For the study, researchers analyzed existing Camden schools data, while consulting other databases maintained by the Camden Coalition, according to J.J. Cutuli, a senior research scientist at Nemours who was interviewed on Saturday from his home in Lower Merion. The coalition works to improve care for people with complex health and social needs.

To ascertain which students are homeless, Camden, like all school districts, sends forms home with kids that ask parents or guardians about their housing situation.

Also, teachers and staff will report to the district whenever they learn that one of their students is experiencing homelessness.

But these methods don’t necessarily identify all students who are unhoused, researchers discovered.

Suggesting other ways to mine existing school data, the study shows, for example, that analyzing student addresses might reveal that a family is living at a motel, or a shelter. “We would then talk to the families to learn their housing situation,” Cutuli said. These conversations would yield more detailed information about homelessness, he added.

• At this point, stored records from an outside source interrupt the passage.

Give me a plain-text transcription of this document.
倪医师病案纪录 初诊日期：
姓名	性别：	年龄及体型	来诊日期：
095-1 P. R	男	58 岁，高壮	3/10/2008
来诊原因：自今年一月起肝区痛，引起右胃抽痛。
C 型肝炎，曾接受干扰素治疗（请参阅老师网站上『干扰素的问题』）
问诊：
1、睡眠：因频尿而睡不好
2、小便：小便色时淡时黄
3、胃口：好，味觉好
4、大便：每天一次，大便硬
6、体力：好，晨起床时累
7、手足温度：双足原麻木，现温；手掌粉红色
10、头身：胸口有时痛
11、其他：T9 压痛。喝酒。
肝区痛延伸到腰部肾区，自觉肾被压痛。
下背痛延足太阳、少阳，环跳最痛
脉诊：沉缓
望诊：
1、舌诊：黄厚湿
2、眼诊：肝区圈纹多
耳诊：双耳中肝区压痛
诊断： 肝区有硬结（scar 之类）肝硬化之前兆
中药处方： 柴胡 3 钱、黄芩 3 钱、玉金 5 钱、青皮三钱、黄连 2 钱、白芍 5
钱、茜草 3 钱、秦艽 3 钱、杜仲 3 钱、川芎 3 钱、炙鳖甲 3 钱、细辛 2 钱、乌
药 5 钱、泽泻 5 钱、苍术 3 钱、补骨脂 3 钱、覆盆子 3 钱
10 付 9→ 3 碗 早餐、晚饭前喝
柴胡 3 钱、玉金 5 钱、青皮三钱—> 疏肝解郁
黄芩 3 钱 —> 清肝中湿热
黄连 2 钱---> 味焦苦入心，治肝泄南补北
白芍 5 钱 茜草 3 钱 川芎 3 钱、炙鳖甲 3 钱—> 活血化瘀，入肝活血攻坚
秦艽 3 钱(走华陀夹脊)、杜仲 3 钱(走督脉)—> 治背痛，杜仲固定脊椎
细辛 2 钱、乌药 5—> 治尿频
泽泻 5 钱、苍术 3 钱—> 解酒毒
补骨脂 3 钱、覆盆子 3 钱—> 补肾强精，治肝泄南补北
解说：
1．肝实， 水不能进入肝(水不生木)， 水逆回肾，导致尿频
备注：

Researchers used the district’s data in new ways, linking it across different social service programs, Cutuli said.

This wide range underscores the inherent difficulty of identifying and serving students experiencing homelessness, as well as the large scale of the problem.

“Schools play a vital role supporting students and their families,” said Ebony Maddox, homeless-education liaison for Camden City Schools. “But many families do not know that supports are available and school staff often do not know when families are experiencing homelessness. We need more tools to help us reach students so that homelessness does not get in the way of education.”

Cutuli said the Camden research shows homelessness patterns that probably exist elsewhere. There are an estimated 1.2 million school children experiencing homelessness nationwide.

“While more research is necessary,” he said, “there’s a good possibility that many other school districts have considerably under-identified the number of children who meet the federal definition of homelessness.

“These findings hold the potential to reach hundreds more students experiencing homelessness in Camden alone and, if this research were applied more broadly, could find a large number of children are not receiving the support they need.”